We follow the method of Dirichlet-based Gaussian Processes for Large-Scale Calibrated Classification who transform classification targets into regression ones by using an approximate likelihood.
[1]:
import math
import torch
import numpy as np
import qpytorch
from matplotlib import pyplot as plt
%matplotlib inline
%load_ext autoreload
%autoreload 2
Generate Data¶
Firs, we will generate 500 data points from a smooth underlying latent function and have the inputs be iid Gaussian.
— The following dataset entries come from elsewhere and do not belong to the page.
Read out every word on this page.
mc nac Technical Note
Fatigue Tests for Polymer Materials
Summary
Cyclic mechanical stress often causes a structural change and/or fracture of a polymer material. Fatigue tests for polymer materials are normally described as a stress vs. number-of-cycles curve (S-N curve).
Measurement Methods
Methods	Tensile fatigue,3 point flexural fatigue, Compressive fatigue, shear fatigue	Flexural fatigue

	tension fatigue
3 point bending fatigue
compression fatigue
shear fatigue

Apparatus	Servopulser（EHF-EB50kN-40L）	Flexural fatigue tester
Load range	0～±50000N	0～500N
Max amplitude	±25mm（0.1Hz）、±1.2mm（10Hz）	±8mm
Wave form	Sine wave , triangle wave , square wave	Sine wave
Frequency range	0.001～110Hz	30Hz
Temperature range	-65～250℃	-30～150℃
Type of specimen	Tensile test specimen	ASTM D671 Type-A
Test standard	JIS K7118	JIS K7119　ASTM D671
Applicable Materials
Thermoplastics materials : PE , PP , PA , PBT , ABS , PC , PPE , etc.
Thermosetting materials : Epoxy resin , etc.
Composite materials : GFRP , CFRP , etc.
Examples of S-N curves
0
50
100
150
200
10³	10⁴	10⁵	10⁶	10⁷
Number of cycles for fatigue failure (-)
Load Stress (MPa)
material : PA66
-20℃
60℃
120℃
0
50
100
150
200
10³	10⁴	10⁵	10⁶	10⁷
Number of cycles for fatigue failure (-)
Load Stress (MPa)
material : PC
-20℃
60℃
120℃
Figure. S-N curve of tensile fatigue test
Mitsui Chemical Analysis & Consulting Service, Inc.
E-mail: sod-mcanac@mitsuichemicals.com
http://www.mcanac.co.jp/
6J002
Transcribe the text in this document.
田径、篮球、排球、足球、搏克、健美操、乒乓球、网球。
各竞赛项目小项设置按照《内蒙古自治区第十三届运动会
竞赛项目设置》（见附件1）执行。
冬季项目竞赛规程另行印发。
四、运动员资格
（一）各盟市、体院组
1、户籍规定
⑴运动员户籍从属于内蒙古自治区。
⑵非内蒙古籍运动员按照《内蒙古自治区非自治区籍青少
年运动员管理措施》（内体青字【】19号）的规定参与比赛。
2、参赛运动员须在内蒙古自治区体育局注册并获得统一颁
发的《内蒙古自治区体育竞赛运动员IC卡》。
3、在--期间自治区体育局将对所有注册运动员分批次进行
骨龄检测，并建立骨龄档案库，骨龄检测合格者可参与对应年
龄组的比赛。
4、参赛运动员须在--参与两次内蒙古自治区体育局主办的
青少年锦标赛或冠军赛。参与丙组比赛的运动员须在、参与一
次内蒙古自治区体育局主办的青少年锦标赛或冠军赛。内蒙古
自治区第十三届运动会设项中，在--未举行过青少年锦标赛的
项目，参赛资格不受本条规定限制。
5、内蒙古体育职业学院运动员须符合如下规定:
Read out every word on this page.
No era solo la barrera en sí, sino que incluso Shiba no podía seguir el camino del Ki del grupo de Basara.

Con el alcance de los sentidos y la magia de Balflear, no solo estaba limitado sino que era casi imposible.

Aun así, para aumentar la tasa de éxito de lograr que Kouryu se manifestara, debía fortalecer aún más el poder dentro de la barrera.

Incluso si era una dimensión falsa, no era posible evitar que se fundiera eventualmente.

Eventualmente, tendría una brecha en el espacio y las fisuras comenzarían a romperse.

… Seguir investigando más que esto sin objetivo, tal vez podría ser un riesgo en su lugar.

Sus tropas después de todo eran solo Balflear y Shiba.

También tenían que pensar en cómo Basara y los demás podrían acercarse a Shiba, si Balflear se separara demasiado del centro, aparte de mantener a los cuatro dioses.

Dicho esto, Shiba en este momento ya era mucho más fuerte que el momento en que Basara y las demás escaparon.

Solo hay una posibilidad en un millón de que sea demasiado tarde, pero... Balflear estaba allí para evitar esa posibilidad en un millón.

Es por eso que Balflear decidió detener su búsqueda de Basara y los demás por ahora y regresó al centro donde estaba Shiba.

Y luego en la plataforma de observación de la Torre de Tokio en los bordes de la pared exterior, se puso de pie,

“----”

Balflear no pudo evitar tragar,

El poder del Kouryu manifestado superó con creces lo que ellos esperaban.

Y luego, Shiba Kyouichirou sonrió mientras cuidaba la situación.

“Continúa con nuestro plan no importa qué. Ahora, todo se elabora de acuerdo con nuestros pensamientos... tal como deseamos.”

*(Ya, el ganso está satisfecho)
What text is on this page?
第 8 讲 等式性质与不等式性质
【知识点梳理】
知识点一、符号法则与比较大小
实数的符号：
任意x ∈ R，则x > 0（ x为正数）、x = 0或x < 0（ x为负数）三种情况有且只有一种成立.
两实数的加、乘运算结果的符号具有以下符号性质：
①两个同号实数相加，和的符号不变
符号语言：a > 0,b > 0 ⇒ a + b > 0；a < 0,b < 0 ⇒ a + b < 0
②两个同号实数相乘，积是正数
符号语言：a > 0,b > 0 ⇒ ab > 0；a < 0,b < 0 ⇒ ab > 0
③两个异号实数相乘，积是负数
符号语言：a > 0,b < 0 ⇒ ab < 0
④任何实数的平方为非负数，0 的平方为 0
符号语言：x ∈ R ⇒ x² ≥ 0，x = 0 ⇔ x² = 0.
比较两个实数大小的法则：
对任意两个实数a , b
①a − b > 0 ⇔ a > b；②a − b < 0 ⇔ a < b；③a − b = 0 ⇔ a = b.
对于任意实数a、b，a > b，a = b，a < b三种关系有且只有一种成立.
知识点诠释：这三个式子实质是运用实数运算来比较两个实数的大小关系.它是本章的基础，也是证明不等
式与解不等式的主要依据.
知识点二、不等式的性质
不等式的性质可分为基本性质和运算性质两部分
The decision boundaries are given by rounding a latent function:
\(f(x,y) = \sin(0.15 \pi u + (x + y)) + 1,\) where \(u \sim \text{Unif}(0,1).\) Then, \(y = \text{round}(f(x,y)).\)
[2]:
def gen_data(num_data, seed = 2019):
torch.random.manual_seed(seed)
x = torch.randn(num_data,1)
y = torch.randn(num_data,1)
u = torch.rand(1)
data_fn = lambda x, y: 1 * torch.sin(0.15 * u * 3.1415 * (x + y)) + 1
latent_fn = data_fn(x, y)
z = torch.round(latent_fn).long().squeeze()
return torch.cat((x,y),dim=1), z, data_fn
[3]:
train_x, train_y, genfn = gen_data(500)
[4]:
plt.scatter(train_x[:,0].numpy(), train_x[:,1].numpy(), c = train_y)
[4]:
<matplotlib.collections.PathCollection at 0x1248d54b0>
The below plots illustrate the decision boundary. We will predict the class logits and ultimately the predictions across \([-3, 3]^2\) for illustration; this region contains both interpolation and extrapolation.
[5]:
test_d1 = np.linspace(-3, 3, 20)
test_d2 = np.linspace(-3, 3, 20)
test_x_mat, test_y_mat = np.meshgrid(test_d1, test_d2)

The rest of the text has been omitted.